I'm testing my very structured prompt that outputs a JSON.
With Llama3.3-70B I have a success rate that nears 100%; with both Llama4 models I have a failure rate of 100%.
The error is tool_use_failed: the output is a valid JSON,but it's probably encapsulated in a sort of wrapper that raises error (I'm using ChatGroq of langchain with Pydantic for the schema).
What I don't understand is this enormous difference between the two models. Is there any way to disable tool use or to force a Llama3.3 output?

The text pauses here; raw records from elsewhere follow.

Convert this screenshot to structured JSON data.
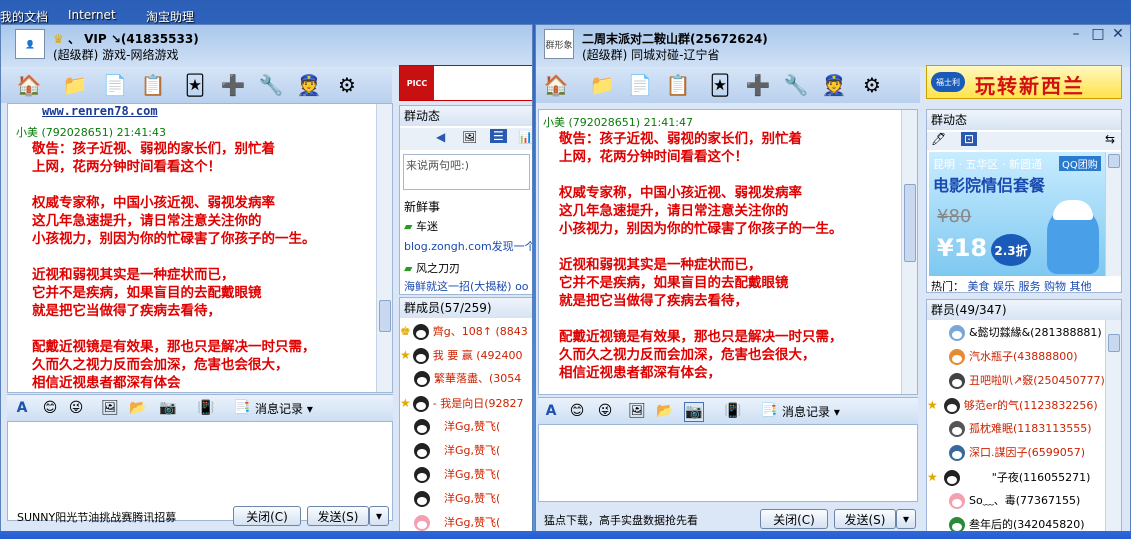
{
  "desktop": {
    "labels": [
      "我的文档",
      "Internet",
      "淘宝助理"
    ]
  },
  "left": {
    "title_line1": "、 VIP  ↘(41835533)",
    "title_line2": "(超级群) 游戏-网络游戏",
    "url_line": "www.renren78.com",
    "msg_header": "小美 (792028651)  21:41:43",
    "messages": [
      "敬告：孩子近视、弱视的家长们，别忙着",
      "上网，花两分钟时间看看这个！",
      "",
      "权威专家称，中国小孩近视、弱视发病率",
      "这几年急速提升，请日常注意关注你的",
      "小孩视力，别因为你的忙碌害了你孩子的一生。",
      "",
      "近视和弱视其实是一种症状而已，",
      "它并不是疾病，如果盲目的去配戴眼镜",
      "就是把它当做得了疾病去看待，",
      "",
      "配戴近视镜是有效果，那也只是解决一时只需，",
      "久而久之视力反而会加深，危害也会很大，",
      "相信近视患者都深有体会"
    ],
    "history_label": "消息记录",
    "bottom_notice": "SUNNY阳光节油挑战赛腾讯招募",
    "close_label": "关闭(C)",
    "send_label": "发送(S)",
    "dynamic_title": "群动态",
    "dynamic_placeholder": "来说两句吧:)",
    "news_title": "新鲜事",
    "news": [
      {
        "name": "车迷",
        "text": "blog.zongh.com发现一个"
      },
      {
        "name": "风之刀刃",
        "text": "海鲜就这一招(大揭秘) oo"
      }
    ],
    "members_title": "群成员(57/259)",
    "members": [
      {
        "text": "齊g、108↑ (8843"
      },
      {
        "text": "我 要 赢 (492400"
      },
      {
        "text": "繁華落盡、(3054"
      },
      {
        "text": "- 我是向日(92827"
      },
      {
        "text": "洋Gg,赞飞("
      },
      {
        "text": "洋Gg,赞飞("
      },
      {
        "text": "洋Gg,赞飞("
      },
      {
        "text": "洋Gg,赞飞("
      },
      {
        "text": "洋Gg,赞飞("
      }
    ]
  },
  "right": {
    "title_line1": "二周末派对二鞍山群(25672624)",
    "title_line2": "(超级群) 同城对碰-辽宁省",
    "avatar_text": "群形象",
    "msg_header": "小美 (792028651)  21:41:47",
    "messages": [
      "敬告：孩子近视、弱视的家长们，别忙着",
      "上网，花两分钟时间看看这个！",
      "",
      "权威专家称，中国小孩近视、弱视发病率",
      "这几年急速提升，请日常注意关注你的",
      "小孩视力，别因为你的忙碌害了你孩子的一生。",
      "",
      "近视和弱视其实是一种症状而已，",
      "它并不是疾病，如果盲目的去配戴眼镜",
      "就是把它当做得了疾病去看待，",
      "",
      "配戴近视镜是有效果，那也只是解决一时只需，",
      "久而久之视力反而会加深，危害也会很大，",
      "相信近视患者都深有体会，"
    ],
    "history_label": "消息记录",
    "bottom_notice": "猛点下载，高手实盘数据抢先看",
    "close_label": "关闭(C)",
    "send_label": "发送(S)",
    "ad_banner": "玩转新西兰",
    "ad_logo": "福士利",
    "dynamic_title": "群动态",
    "ad_city": "昆明 · 五华区 · 新圆通",
    "ad_tag": "QQ团购",
    "ad_title": "电影院情侣套餐",
    "ad_old_price": "¥80",
    "ad_new_price": "¥18",
    "ad_discount": "2.3折",
    "hot_label": "热门：",
    "hot_items": [
      "美食",
      "娱乐",
      "服务",
      "购物",
      "其他"
    ],
    "members_title": "群员(49/347)",
    "members": [
      {
        "text": "&懿切㵘緣&(281388881)"
      },
      {
        "text": "汽水瓶子(43888800)"
      },
      {
        "text": "丑吧啦叭↗竅(250450777)"
      },
      {
        "text": "够范er的气(1123832256)"
      },
      {
        "text": "孤枕难眠(1183113555)"
      },
      {
        "text": "深口.謀因子(6599057)"
      },
      {
        "text": "\"子夜(116055271)"
      },
      {
        "text": "So﹏、毒(77367155)"
      },
      {
        "text": "叁年后的(342045820)"
      }
    ]
  },
  "colors": {
    "message_red": "#e00000",
    "name_green": "#0a7a0a",
    "member_red": "#cc2200"
  }
}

The issue likely stems from Llama 4 models automatically triggering tool use behavior in Langchain via ChatGroq, which interferes with your structured JSON output validation through Pydantic. Since Llama 3.3-70B works reliably, a quick solution is to explicitly disable tool use in the Langchain settings or prompt template by turning off tool_choice or using model_kwargs={"tool_choice": "none"} when initializing the model. Alternatively, enforce a raw output format in your prompt by instructing the model not to call any tools and to output plain JSON only.
Not sure about that, since I’ve been making my calls in langchan using .with_structured_output(schema) for a long time, giving it a Pydantic schema of my answers (which is very simple actually: it’s just
class Answers(BaseModel): answers: List[str]
I don’t understand if under the hood it’s just JSON mode or it actually leverages this new structured output from Groq. Any idea ?